Healthcare technology assessment plays a key role in shaping healthcare policy decisions with respect to granting access to new healthcare programs. Analytics are critical for informing these decisions. Julia’s performance offers significant advantages especially for complex health economic models. This talk will highlight opportunities for bridging fields and forming a Julia community of data scientists for the advancement of healthcare technology assessment analytics.
Few in the healthcare technology assessment data science community use Julia for their analytics. I have found the many qualities of the language (e.g., thoughtful design, performance, and open-source) could transform how data science is conducted in my field. I would like to find others in the Julia community who would have an interest in building a network and community of data scientists that contribute to advancing our healthcare technologies assessment analytics. These types of analytics include foundational epidemiology, healthcare database studies, transmission dynamic differential equation infectious disease models, cost off illness studies, meta-analyses, budget impact models, and cost-effectiveness models.
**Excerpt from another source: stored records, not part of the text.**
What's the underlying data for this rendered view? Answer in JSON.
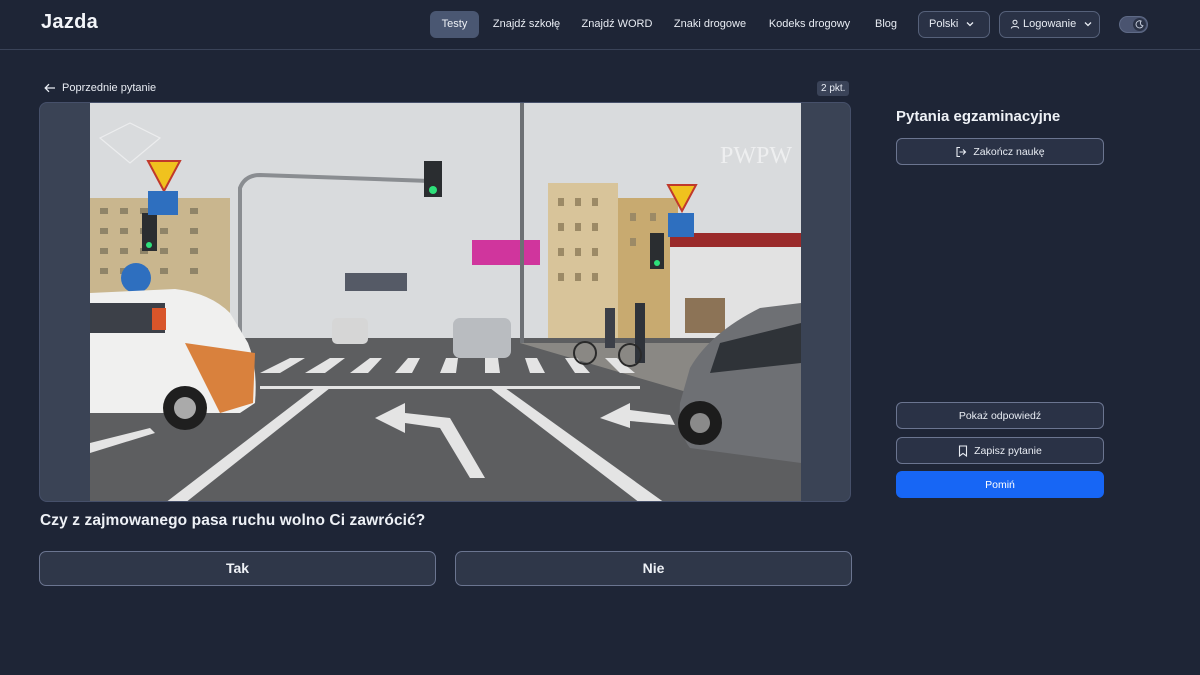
{
  "brand": {
    "logo": "Jazda"
  },
  "nav": {
    "items": [
      {
        "label": "Testy",
        "active": true
      },
      {
        "label": "Znajdź szkołę",
        "active": false
      },
      {
        "label": "Znajdź WORD",
        "active": false
      },
      {
        "label": "Znaki drogowe",
        "active": false
      },
      {
        "label": "Kodeks drogowy",
        "active": false
      },
      {
        "label": "Blog",
        "active": false
      }
    ],
    "language": "Polski",
    "login": "Logowanie",
    "theme_toggle_icon": "moon-icon"
  },
  "question": {
    "back_label": "Poprzednie pytanie",
    "points": "2 pkt.",
    "text": "Czy z zajmowanego pasa ruchu wolno Ci zawrócić?",
    "answers": [
      "Tak",
      "Nie"
    ],
    "image_watermark": "PWPW"
  },
  "sidebar": {
    "title": "Pytania egzaminacyjne",
    "finish_label": "Zakończ naukę",
    "show_answer_label": "Pokaż odpowiedź",
    "save_label": "Zapisz pytanie",
    "skip_label": "Pomiń"
  },
  "colors": {
    "background": "#1e2536",
    "accent": "#1766f5",
    "active_nav": "#4a5772"
  }
}
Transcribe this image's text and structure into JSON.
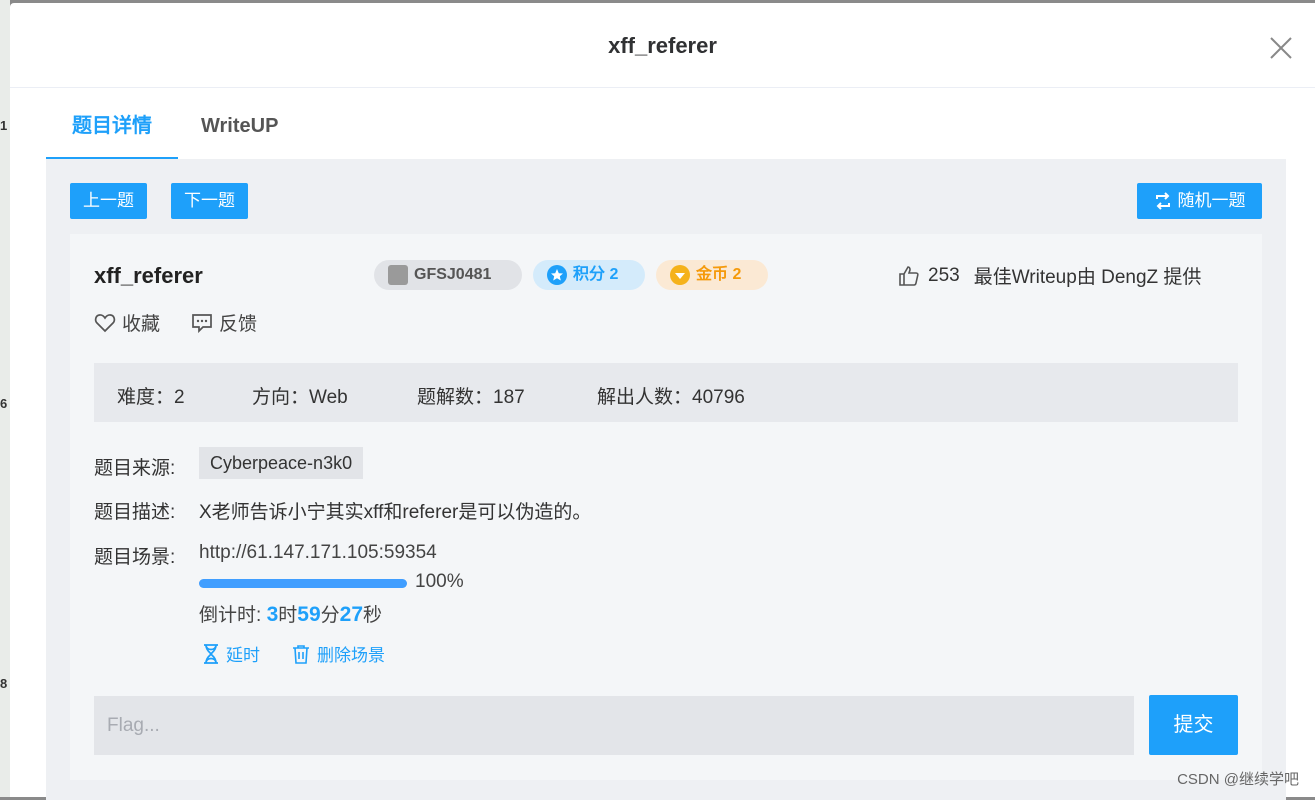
{
  "background": {
    "row_numbers": [
      "1",
      "6",
      "8"
    ]
  },
  "modal": {
    "title": "xff_referer",
    "close_icon": "close-icon"
  },
  "tabs": [
    {
      "label": "题目详情",
      "active": true
    },
    {
      "label": "WriteUP",
      "active": false
    }
  ],
  "nav": {
    "prev_label": "上一题",
    "next_label": "下一题",
    "random_label": "随机一题",
    "random_icon": "shuffle-icon"
  },
  "challenge": {
    "name": "xff_referer",
    "id_badge": "GFSJ0481",
    "score_badge": "积分 2",
    "coin_badge": "金币 2",
    "likes": "253",
    "best_writeup": "最佳Writeup由 DengZ 提供",
    "favorite_label": "收藏",
    "feedback_label": "反馈"
  },
  "info": {
    "difficulty": "难度：2",
    "direction": "方向：Web",
    "writeups": "题解数：187",
    "solvers": "解出人数：40796"
  },
  "details": {
    "source_label": "题目来源:",
    "source_value": "Cyberpeace-n3k0",
    "desc_label": "题目描述:",
    "desc_value": "X老师告诉小宁其实xff和referer是可以伪造的。",
    "scene_label": "题目场景:",
    "scene_url": "http://61.147.171.105:59354",
    "progress_percent": 100,
    "progress_text": "100%",
    "countdown_prefix": "倒计时: ",
    "countdown_hours": "3",
    "countdown_h_unit": "时",
    "countdown_minutes": "59",
    "countdown_m_unit": "分",
    "countdown_seconds": "27",
    "countdown_s_unit": "秒",
    "extend_label": "延时",
    "delete_label": "删除场景"
  },
  "flag": {
    "placeholder": "Flag...",
    "value": "",
    "submit_label": "提交"
  },
  "watermark": "CSDN @继续学吧",
  "colors": {
    "accent": "#1ea0fa",
    "progress": "#409eff",
    "coin": "#f59a0b"
  }
}
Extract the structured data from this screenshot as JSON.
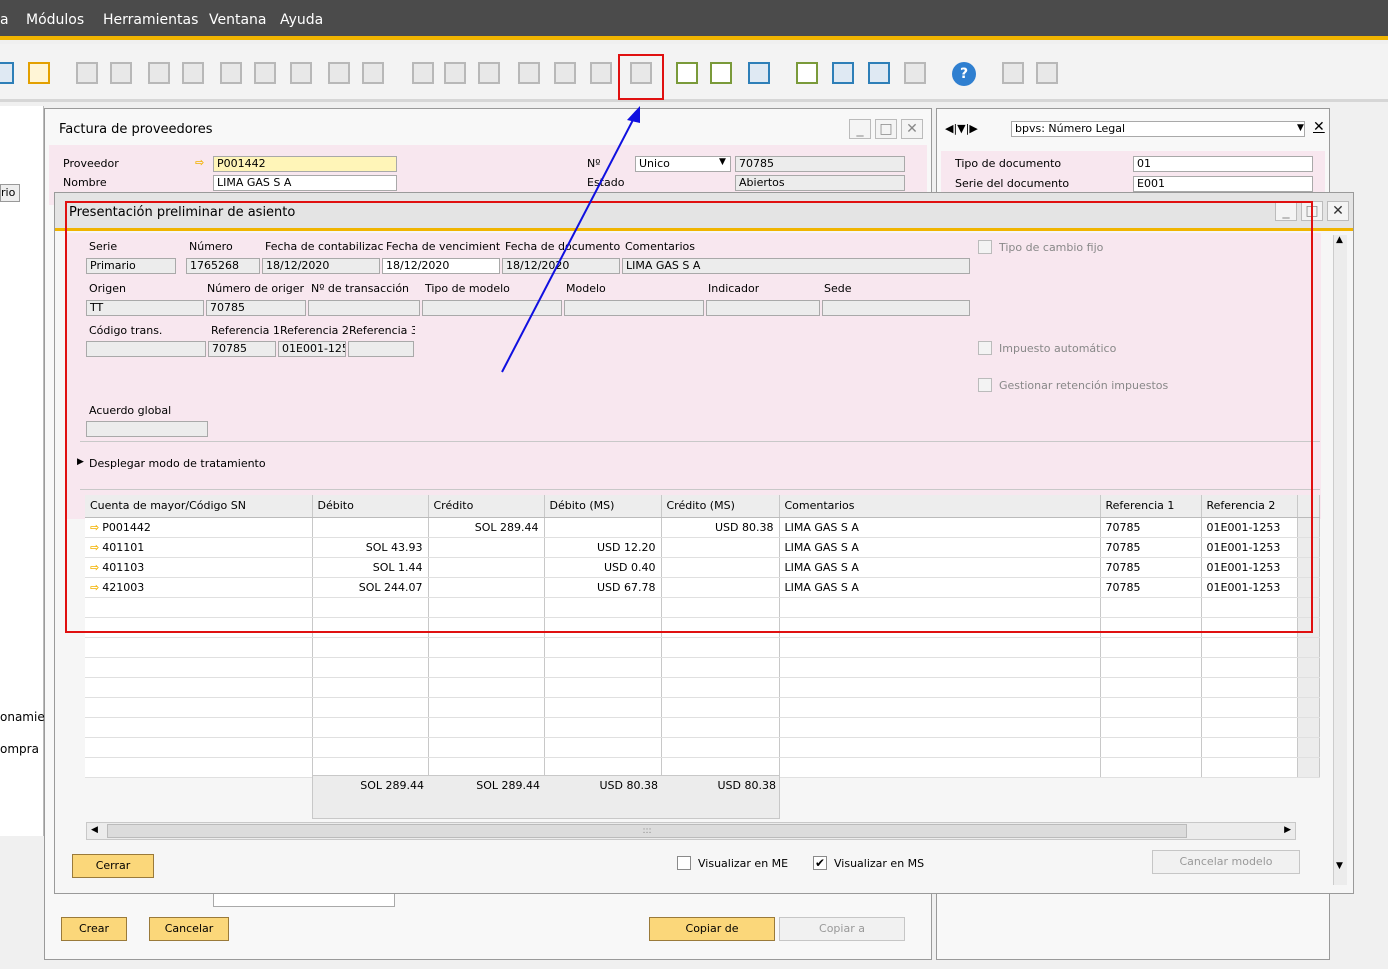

Erik Dasbach joined Merck 20+ years ago and his work experiences have included mathematical modeling, clinical trial design and analytics, population health and epidemiologic studies, patient reported outcome measure development and analytics, real-world database analytics, and platform development for sharing data, models, and analytics.
Prior to joining Merck, Erik worked in a variety of scientific and technology roles in the healthcare industry including the Centers for Disease Control and Prevention, the National Cardiovascular Network, the hospital industry, business development, and software development.
Erik received his Ph.D. from the University of Wisconsin-Madison in Industrial & Systems Engineering with a specialty in decision sciences and health technology assessment.